Steady states and pattern formation of the density-suppressed motility model

This paper considers the stationary problem of density-suppressed motility models proposed in Fu et al. (2012) and Liu et at (2011) in one dimension with Neumman boundary conditions. The models consist of parabolic equations with cross-diffusion and degeneracy. We employ the global bifurcation theory and Helly compactness theorem to explore the conditions under which non-constant stationary (pattern) solutions exist and asymptotic profiles of solutions as some parameter value is small. When the cell growth is not considered, we are able to show the monotonicity of solutions and hence achieve a global bifurcation diagram by treating the chemical diffusion rate as a bifurcation parameter. Furthermore, we show that the solutions have boundary spikes as the chemical diffusion rate tends to zero and identify the conditions for the non-existence of non-constant solutions.
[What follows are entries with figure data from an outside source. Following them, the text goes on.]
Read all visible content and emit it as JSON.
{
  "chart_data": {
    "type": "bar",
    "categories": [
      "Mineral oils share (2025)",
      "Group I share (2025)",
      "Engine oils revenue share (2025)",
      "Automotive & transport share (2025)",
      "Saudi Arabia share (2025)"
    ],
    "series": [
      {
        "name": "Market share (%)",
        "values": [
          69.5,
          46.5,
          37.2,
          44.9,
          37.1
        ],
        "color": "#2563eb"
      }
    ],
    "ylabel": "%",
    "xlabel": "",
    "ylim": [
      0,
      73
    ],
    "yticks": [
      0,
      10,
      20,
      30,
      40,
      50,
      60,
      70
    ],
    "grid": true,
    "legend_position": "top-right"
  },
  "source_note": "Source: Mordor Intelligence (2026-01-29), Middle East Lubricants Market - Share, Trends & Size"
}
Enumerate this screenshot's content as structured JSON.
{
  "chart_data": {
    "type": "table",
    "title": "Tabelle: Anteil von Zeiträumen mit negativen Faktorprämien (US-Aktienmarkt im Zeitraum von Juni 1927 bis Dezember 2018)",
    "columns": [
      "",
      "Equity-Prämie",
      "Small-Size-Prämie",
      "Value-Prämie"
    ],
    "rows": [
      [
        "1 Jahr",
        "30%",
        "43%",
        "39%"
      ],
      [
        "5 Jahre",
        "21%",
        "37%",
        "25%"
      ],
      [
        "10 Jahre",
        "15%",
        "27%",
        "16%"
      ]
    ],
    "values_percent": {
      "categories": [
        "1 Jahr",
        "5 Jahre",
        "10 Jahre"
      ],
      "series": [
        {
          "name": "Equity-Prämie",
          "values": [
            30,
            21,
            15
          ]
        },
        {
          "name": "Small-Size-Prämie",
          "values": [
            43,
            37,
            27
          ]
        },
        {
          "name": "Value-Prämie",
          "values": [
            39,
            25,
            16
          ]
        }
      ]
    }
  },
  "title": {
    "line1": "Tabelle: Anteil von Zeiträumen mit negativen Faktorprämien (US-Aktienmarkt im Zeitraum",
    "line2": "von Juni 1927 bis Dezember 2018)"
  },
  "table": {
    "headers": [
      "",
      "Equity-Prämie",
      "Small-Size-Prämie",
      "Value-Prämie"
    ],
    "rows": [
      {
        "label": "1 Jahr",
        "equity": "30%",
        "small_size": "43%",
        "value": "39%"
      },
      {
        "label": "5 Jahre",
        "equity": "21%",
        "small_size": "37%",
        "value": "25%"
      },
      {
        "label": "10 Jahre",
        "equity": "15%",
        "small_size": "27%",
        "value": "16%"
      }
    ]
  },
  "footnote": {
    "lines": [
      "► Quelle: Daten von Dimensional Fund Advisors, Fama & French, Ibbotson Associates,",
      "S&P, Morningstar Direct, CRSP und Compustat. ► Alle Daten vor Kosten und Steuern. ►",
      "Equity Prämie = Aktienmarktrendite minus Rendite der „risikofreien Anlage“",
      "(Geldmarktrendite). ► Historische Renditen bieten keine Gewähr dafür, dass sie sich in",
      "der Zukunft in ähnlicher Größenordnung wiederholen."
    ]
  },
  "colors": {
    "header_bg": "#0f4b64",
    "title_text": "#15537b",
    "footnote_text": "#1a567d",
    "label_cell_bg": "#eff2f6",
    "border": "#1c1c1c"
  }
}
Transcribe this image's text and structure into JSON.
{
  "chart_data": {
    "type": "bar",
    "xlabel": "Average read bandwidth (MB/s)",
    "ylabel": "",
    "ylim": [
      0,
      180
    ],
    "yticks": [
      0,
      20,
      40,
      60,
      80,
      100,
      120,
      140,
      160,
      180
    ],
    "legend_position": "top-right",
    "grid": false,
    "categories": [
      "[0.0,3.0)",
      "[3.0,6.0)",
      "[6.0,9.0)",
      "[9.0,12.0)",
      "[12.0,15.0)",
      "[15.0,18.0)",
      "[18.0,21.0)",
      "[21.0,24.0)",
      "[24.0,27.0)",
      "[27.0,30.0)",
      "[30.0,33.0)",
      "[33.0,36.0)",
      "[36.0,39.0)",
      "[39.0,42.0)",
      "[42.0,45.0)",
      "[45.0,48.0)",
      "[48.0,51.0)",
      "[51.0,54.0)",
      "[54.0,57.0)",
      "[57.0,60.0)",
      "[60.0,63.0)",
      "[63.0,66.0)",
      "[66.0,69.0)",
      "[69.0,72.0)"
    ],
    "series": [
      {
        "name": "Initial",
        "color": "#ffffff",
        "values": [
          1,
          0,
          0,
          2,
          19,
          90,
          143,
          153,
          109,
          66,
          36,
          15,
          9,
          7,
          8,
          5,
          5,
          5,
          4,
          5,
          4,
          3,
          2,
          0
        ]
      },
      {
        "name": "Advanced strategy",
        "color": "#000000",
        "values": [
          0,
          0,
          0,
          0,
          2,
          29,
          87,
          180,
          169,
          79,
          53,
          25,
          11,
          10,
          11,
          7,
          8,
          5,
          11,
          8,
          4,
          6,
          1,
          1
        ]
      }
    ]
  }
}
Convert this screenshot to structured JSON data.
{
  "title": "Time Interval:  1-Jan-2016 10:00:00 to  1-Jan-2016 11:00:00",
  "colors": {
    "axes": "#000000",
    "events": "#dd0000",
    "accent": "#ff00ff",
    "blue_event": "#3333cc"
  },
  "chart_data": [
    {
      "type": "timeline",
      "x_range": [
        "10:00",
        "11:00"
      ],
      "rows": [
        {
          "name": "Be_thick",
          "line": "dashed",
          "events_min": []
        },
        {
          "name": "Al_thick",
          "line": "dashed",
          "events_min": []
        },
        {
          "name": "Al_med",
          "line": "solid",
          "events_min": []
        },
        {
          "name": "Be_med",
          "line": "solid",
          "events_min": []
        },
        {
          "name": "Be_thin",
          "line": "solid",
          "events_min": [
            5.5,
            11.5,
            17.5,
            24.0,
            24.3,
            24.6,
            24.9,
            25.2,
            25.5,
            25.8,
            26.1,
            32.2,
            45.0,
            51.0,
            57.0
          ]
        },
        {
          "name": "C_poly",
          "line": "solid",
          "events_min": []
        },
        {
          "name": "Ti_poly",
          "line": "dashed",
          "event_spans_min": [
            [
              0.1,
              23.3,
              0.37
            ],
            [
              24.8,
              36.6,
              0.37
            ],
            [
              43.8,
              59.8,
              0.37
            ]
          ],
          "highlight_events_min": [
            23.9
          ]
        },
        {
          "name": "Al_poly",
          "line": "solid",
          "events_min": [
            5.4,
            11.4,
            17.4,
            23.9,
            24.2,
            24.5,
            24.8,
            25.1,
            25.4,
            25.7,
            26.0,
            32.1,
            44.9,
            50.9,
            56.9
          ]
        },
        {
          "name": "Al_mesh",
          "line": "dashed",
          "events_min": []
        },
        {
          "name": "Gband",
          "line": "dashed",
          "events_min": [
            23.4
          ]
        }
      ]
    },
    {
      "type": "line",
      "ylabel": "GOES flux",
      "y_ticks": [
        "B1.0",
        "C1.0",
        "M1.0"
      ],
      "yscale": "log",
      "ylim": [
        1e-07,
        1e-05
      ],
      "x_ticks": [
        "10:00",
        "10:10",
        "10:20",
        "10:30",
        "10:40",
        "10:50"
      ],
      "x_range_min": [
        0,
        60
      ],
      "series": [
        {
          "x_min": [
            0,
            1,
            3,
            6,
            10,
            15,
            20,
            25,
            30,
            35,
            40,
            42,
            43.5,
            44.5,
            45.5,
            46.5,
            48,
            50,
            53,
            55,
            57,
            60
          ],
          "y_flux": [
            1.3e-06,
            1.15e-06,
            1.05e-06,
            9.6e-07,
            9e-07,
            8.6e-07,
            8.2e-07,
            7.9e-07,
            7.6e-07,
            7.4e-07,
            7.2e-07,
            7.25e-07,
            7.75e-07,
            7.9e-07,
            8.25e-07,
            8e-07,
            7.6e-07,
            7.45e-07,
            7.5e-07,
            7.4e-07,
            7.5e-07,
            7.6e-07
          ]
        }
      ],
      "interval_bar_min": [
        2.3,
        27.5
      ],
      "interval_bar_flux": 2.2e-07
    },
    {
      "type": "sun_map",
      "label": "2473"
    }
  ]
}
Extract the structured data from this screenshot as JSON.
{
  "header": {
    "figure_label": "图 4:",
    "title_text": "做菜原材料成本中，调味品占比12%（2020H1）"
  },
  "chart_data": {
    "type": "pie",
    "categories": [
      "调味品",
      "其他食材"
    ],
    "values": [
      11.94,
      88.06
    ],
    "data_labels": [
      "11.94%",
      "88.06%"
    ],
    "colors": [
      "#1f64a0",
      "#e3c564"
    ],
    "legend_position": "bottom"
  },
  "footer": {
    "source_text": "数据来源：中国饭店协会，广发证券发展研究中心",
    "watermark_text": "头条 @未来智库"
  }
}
When transformed to specific motility functions, our results indeed give sharp conditions on the existence of non-constant stationary solutions. While with the cell growth, the structure of global bifurcation diagram is much more complicated and in particular the solution loses the monotonicity property. By treating the growth rate as a bifurcation parameter, we identify a minimum range of growth rate in which non-constant stationary solutions are warranted, while a global bifurcation diagram can still be attained in a special situation. We use numerical simulations to test our analytical results and illustrate that patterns can be very intricate and stable stationary solutions may not exist when the parameter value is outside the minimal range identified in our paper.

Automated summary

This paper investigates the stationary problem of density-suppressed motility models in one dimension with Neumman boundary conditions, using global bifurcation theory and the Helly compactness theorem to explore the conditions under which non-constant stationary solutions exist. The results show that in the absence of cell growth, solutions exhibit monotonicity and a global bifurcation diagram can be obtained by treating the chemical diffusion rate as a bifurcation parameter. However, with cell growth, the structure of the global bifurcation diagram becomes much more complex and solutions lose their monotonicity property, requiring a minimum range of growth rate for non-constant stationary solutions to exist.